If you are running on Kubernetes, you may want to consider configuring your K8 cluster to act as the cluster manager instead: https://spark.apache.org/docs/latest/running-on-kubernetes.html.

Important
Any configurations and setup options such as security and policies surrounding your cluster deployment are outside the scope of what Broadleaf provides. We encourage implementors to refer to the Apache Spark documentation for more details.
Apache Spark Bitnami Docker Images

As a local reference example only, Broadleaf initializes a default standalone Apache Spark cluster that utilizes Bitnami’s Apache Spark Docker images.

More details on this image can be found here: https://hub.docker.com/r/bitnami/spark

The docker-compose generated by the Broadleaf Initializr will generate docker components influenced by the default docker-compose setup as referenced here: https://github.com/bitnami/containers/blob/main/bitnami/spark/docker-compose.yml

The local setup will start up a single master spark node and a single worker spark node.
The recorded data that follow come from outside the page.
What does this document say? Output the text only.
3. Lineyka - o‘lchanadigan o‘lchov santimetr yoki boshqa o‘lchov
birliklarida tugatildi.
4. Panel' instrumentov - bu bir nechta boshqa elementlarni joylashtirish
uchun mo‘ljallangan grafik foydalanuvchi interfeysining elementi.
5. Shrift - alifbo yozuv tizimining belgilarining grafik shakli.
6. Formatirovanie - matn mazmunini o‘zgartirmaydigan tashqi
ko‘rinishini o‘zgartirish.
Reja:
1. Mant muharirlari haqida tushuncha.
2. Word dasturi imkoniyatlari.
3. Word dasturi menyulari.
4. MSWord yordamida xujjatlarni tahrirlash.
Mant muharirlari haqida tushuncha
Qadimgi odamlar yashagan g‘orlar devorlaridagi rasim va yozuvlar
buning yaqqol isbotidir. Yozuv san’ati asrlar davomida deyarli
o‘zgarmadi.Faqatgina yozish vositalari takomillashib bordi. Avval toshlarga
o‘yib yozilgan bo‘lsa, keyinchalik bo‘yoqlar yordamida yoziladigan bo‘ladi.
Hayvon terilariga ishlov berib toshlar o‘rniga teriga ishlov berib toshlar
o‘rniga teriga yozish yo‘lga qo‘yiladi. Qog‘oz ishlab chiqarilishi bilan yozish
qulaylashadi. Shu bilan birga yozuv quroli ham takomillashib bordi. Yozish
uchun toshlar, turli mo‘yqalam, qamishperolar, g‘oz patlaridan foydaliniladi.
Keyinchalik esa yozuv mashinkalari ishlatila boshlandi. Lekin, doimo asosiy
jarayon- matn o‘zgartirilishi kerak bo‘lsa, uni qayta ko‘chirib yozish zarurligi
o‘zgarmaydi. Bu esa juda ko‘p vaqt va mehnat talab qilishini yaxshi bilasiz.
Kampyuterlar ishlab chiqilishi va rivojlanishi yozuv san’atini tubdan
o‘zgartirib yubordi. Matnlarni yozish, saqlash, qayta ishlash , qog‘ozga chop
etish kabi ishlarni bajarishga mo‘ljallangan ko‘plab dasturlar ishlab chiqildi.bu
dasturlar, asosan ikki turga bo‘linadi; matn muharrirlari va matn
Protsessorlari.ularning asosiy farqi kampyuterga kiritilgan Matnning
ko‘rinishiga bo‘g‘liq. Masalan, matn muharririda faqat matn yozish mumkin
Apache Spark Bitnami Helm Charts

If you would like to experiment deploying a simple standalone Apache Spark cluster using Helm, Bitnami provides helm charts for deploying a simple 1 master, 2 worker node persistent standalone cluster here: https://artifacthub.io/packages/helm/bitnami/spark

Assuming you have a default Broadleaf Kuberenetes cluster setup as described here: https://developer.broadleafcommerce.com/tutorials/devops/deploy-to-kubernetes

You can run a default Bitnami installation with the following example blc-values.yaml overrides

helm install spark oci://registry-1.docker.io/bitnamicharts/spark -f blc-values.yaml

Example blc-values.yaml Overrides:

global:
  imagePullSecrets:
    - blc-registry-creds
master:
  extraVolumes:
    - name: common-keys-projected-volume
      projected:
        sources:
          - secret:
              name: common-blc-app-ssl-keystore
              items:
                - key: base64KeystoreFileContents
                  path: https-keystore.jks
              optional: true
          - secret:
              name: common-cfgsrvr-ssl-truststore
              items:
                - key: base64TruststoreFileContents
                  path: cfg-server-ssl/https-truststore.jks
              optional: true
          - secret:
              name: common-kafka-client-ssl-truststore
              items:
                - key: base64TruststoreFileContents
                  path: kafka-truststore.jks
              optional: true
          - secret:
              name: common-zk-kafka-client-jaas-conf
              items:
                - key: base64LoginConfFileContents
                  path: zk-kafka-client-jaas.conf
              optional: true
  sidecars:
    - name: blc-recommendationenginespark
      image: repository.broadleafcommerce.com:5001/broadleaf/recommendationenginespark-monitored:1.0.0-SNAPSHOT
      imagePullPolicy: Always
      ports:
        - containerPort: 8485
          protocol: TCP
      envFrom:
        - configMapRef:
            name: common-environment-env
        - secretRef:
            name: common-cfgsrvr-secret-envs
            optional: true
      env:
        - name: RUN_BLC_SPARK_LAUNCHER
          value: 'true'
        - name: BROADLEAF_ENVIRONMENT_REPORT_DISABLED
          value: 'false'
      resources: {}
      volumeMounts:
        - name: common-keys-projected-volume
          readOnly: true
          mountPath: /var/keys
service:
  extraPorts:
    - name: 'blc-spark-launcher-sidecar'
      protocol: TCP
      port: 8485
      targetPort: 8485

All the blc-value overrides above just defines an extra sidecar container to load the Broadleaf Apache Spark Launcher program to the master node. This exposes a single endpoint to begin scheduling the Bought Also Bought (and any additional) training models on the running Spark cluster.

Important
If you plan to set this up for any production-level environment, it is important to refer to any configurations and setup options such as security and policies as defined by the Bitnami Chart configuration and recommendations. Security configurations and policies for this helm chart are outside the scope of what Broadleaf provides. We encourage implementors to refer to the Apache Spark and Bitnami Chart documentation for more details.